Я уже близко от места аварии и вижу полицейских, стоящих в оцеплении вокруг места происшествия. Я помню, что автомобиль, который мы арендовали, был синего цвета. Пока я вижу лишь черный джип. Он смят, как гармошка. Боже, помоги мне. Я перевожу взгляд дальше и вижу носилки, которые в этот момент вкатывают в «Скорую». На них лежит темноволосая маленькая девочка. Я не могу различить ее лицо, но замечаю лишь кусочек белой ткани.

– Элла, – кричу я. – Элла, мама здесь!

Вдоль дороги проезжает еще одна полицейская машина. Из нее выходит полицейский и преграждает мне путь.

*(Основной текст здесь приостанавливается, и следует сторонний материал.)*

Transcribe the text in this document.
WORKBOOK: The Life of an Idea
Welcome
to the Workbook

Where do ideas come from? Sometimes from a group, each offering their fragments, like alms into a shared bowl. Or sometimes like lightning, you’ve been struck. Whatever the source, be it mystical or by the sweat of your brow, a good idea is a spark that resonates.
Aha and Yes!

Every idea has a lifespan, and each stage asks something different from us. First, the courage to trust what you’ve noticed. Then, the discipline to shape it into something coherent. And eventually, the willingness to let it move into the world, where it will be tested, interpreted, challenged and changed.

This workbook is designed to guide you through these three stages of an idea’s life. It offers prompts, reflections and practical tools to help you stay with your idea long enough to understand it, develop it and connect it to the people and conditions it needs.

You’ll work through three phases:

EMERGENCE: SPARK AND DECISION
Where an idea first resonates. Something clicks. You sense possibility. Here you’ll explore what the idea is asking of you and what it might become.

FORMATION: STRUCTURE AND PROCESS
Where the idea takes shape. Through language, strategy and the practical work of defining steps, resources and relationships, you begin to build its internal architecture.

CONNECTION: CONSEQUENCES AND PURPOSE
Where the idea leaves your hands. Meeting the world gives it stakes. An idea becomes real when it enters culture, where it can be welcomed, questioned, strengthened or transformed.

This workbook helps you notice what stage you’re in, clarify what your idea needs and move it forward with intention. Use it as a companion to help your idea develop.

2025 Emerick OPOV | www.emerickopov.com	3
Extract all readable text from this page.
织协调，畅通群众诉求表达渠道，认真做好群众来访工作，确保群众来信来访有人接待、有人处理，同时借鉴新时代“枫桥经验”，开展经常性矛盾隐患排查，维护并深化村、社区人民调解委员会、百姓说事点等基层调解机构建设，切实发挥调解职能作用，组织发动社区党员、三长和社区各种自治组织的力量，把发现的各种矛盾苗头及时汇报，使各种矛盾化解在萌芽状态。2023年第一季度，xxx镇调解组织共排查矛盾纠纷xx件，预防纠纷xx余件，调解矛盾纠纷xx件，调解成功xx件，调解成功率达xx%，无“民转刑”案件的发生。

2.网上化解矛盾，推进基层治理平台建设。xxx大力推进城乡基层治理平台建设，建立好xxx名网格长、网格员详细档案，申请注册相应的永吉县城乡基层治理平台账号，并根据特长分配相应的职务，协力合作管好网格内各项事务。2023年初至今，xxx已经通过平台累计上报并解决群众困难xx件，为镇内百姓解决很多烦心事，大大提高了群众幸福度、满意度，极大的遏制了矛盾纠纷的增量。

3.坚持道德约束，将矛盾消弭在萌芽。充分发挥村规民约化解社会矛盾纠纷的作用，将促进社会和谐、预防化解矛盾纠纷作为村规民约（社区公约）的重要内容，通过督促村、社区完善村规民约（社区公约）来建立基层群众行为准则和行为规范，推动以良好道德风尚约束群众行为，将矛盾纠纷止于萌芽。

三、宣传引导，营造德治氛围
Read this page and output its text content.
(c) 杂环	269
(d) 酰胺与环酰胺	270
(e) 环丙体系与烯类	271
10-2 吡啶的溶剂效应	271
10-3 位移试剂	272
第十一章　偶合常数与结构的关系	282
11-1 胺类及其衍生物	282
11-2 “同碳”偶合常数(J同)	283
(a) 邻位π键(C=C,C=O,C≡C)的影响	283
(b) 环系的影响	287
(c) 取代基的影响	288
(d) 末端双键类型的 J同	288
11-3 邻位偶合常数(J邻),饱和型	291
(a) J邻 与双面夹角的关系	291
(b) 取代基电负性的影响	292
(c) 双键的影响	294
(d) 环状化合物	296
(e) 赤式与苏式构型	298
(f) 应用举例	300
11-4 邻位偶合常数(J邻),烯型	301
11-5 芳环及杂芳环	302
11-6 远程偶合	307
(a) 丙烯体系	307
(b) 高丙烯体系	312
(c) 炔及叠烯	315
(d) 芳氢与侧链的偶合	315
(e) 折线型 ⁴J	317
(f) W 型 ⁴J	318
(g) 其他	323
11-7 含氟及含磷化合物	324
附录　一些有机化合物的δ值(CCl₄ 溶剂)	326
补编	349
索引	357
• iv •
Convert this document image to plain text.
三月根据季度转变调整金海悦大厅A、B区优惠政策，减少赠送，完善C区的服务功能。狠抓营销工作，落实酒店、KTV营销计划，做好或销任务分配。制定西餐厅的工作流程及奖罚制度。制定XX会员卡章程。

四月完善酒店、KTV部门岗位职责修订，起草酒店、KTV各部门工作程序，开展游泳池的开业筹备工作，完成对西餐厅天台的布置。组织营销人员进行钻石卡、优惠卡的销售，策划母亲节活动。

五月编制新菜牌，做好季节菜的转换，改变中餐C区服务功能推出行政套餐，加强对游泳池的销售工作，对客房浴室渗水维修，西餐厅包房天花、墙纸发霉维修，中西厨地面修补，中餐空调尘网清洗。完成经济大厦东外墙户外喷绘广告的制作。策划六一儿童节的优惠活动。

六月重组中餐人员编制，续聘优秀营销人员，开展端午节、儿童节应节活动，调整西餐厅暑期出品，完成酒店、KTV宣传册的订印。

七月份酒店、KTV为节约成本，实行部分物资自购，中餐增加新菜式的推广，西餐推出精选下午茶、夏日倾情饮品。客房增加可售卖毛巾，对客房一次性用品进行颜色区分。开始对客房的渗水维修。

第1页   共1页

– Мэм, – говорит он, – туда нельзя.

– Но там моя дочь! – кричу я. – Это моя… – Но затем я вижу микроавтобус с огромной дырой в боку. Вся дорога перед ним залита кровью. Мужчина в порванной рубашке склоняется над женщиной, которая истошно кричит, пытаясь заглянуть в «Скорую».

– Моя малышка, – рыдает она. – Моя малышка!

Я отхожу в сторону. Страх и ужас обуревают меня, но в то же время я испытываю облегчение. Мое сердце наполняется сочувствием к этой матери, чье дитя борется за жизнь, и в то же время теперь я знаю, что моя девочка сидит в целости и сохранности позади папы в машине.

И тут я слышу, как в сумке звонит телефон. Это Джеймс.

– Привет, – говорю я со вздохом облегчения.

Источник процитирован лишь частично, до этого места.